Kalimatnya benar-benar menamparku dengan keras. Inilah yang membuatku merasa kami semakin jauh. Keluarganya merupakan keluarga terpandang, dan sejak kami berkencan, aku tidak yakin bisa bersamanya selamanya. Aku hanya wanita miskin yang tidak mungkin masuk dalam foto keluarganya yang berharga. 

"Haah, sudahlah. Inilah hidup. Aku akan banyak belajar dari ini semua," kata Jimin yang kutebak sebagai kalimat pengakhir pertemuan kami. Dia kemudian beranjak dan berdiri di depanku, mengusap lembut kepalaku dengan tatapan sayang. Tapi itu justru semakin melukaiku. 

"Paling tidak, kita pernah bahagia bersama. Semoga kita tidak saling mengingat dalam hal yang buruk," kata Jimin melembut.

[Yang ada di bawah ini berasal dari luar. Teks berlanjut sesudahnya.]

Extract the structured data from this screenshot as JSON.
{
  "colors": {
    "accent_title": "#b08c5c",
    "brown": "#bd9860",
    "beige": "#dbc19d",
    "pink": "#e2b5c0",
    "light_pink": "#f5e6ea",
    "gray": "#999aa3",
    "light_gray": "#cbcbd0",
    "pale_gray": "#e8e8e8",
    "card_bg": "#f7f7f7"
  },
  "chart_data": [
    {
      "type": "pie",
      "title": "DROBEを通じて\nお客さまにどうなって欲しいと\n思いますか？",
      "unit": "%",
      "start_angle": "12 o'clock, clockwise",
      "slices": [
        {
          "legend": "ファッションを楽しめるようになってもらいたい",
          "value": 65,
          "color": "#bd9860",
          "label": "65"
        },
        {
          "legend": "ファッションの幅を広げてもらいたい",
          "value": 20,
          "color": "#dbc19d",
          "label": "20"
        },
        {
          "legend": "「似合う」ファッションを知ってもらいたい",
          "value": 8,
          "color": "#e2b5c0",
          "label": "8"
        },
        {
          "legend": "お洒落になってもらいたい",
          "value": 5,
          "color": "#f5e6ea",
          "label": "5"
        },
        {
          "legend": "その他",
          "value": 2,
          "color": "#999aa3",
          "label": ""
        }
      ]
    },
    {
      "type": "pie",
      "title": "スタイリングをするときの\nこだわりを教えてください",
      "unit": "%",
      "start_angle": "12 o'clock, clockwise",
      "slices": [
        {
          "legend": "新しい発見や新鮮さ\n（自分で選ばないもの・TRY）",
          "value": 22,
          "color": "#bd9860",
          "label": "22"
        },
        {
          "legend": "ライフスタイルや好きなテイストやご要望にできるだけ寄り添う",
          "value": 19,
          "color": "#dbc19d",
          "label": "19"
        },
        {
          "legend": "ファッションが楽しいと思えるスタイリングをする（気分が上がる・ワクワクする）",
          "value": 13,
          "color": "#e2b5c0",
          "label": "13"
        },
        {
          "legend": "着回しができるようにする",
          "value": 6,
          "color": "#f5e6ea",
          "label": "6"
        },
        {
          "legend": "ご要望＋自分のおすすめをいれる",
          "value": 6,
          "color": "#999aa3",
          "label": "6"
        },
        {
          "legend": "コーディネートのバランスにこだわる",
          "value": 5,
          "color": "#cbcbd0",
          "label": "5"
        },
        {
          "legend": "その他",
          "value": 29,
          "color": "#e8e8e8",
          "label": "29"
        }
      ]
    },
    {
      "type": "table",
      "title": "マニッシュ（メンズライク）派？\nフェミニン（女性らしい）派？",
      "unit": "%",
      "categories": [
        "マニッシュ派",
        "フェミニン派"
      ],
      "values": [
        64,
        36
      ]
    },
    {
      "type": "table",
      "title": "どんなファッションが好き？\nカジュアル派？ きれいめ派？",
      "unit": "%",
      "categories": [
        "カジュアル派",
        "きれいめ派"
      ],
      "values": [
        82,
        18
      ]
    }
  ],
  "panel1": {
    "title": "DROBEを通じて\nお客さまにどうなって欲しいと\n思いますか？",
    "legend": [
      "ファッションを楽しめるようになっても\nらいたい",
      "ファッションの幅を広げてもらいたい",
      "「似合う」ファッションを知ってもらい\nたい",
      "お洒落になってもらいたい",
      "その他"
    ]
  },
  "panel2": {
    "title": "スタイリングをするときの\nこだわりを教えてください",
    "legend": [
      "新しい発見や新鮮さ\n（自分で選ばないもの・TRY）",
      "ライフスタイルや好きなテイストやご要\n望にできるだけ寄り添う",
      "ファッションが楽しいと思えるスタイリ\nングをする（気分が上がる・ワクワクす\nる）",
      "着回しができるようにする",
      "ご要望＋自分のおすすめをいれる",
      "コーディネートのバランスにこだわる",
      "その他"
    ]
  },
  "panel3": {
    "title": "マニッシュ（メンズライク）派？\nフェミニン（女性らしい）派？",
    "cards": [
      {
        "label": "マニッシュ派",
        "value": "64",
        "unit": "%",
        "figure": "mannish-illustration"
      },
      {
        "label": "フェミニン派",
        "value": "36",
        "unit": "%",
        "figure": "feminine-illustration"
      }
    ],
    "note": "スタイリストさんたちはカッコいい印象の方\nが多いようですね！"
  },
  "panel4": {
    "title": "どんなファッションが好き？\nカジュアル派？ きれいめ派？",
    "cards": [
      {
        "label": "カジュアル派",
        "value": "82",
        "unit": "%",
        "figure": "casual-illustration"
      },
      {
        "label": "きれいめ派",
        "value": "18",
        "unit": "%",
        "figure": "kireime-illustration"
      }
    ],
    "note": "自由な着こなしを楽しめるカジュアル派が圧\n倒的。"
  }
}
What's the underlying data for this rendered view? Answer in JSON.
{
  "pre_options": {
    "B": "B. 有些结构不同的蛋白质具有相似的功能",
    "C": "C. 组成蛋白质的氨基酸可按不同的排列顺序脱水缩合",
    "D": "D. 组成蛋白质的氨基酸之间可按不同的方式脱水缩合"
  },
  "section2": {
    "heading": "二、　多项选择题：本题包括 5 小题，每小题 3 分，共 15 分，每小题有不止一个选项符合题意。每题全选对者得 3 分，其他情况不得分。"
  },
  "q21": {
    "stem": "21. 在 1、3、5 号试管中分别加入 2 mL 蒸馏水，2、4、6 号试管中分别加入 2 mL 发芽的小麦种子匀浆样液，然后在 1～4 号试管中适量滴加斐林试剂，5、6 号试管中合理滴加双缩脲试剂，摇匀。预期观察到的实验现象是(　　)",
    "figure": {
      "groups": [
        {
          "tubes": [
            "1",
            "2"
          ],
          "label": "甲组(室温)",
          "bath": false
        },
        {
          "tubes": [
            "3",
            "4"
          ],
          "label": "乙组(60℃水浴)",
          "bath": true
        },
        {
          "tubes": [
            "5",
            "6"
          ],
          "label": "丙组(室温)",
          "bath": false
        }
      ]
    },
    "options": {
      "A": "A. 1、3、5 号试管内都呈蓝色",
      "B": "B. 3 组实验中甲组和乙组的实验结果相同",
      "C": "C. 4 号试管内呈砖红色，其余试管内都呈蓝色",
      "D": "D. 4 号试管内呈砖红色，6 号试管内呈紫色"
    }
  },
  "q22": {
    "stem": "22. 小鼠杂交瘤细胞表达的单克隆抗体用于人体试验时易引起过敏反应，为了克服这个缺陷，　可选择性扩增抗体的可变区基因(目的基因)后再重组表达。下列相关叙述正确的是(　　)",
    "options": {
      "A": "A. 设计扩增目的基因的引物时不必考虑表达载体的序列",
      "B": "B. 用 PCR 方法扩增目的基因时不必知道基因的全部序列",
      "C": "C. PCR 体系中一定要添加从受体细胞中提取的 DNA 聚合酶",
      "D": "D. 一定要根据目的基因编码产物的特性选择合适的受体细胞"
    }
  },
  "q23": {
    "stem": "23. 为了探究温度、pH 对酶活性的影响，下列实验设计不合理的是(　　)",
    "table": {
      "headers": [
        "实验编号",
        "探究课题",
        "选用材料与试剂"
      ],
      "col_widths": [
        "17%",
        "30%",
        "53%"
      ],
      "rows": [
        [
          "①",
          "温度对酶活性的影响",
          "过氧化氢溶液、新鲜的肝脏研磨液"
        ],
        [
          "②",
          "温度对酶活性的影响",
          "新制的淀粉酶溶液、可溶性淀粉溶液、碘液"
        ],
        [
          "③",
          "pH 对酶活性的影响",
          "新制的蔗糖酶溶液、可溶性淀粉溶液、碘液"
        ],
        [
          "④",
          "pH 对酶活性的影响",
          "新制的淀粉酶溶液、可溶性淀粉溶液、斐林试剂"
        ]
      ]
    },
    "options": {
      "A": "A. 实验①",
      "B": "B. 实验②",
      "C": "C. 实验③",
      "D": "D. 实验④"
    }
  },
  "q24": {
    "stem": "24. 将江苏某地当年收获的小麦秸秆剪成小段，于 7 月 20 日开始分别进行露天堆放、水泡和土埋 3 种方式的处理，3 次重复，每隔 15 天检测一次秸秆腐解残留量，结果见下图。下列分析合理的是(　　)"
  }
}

"Selamat tinggal," ucap Jimin lalu beberapa saat kemudian meninggalkanku tanpa memberi kesempatan untukku mengucapkan sepatah katapun. Aku menatap punggungnya semakin menjauh. Kulihat dia melambaikan tangan pada Yoongi yang terus mengamati kami dari dalam mobil. Aku bisa melihat Yoongi yang menatap Jimin heran karena tiba-tiba menyapanya. 

Bukan perpisahan dengan Jimin yang membuatku sangat terluka. Tapi bagaimana aku menyakiti hatinya, membuatku merasa teriris. Aku merasa menjadi wanita yang paling mengerikan di dunia. Tapi jika aku mempertahankan hubunganku dengan Jimin, akan semakin membuatku menjadi orang terjahat. Karena ketika aku memilih tetap bertahan dengan Jimin, Yoongi tetap tidak akan mau melepasku. 

"Kau bisa berpacaran dengan Jimin dan aku. Aku tidak akan menganggumu ketika bersamanya." 

Kata-kata Yoongi masih terngiang apik di telingaku. Dan kata-kata itu membuatku tidak memiliki pilihan lain selain melepas Jimin. Semua butuh waktu. Aku yakin akan ada wanita baik yang bisa mencintai Jimin, tidak sepertiku. 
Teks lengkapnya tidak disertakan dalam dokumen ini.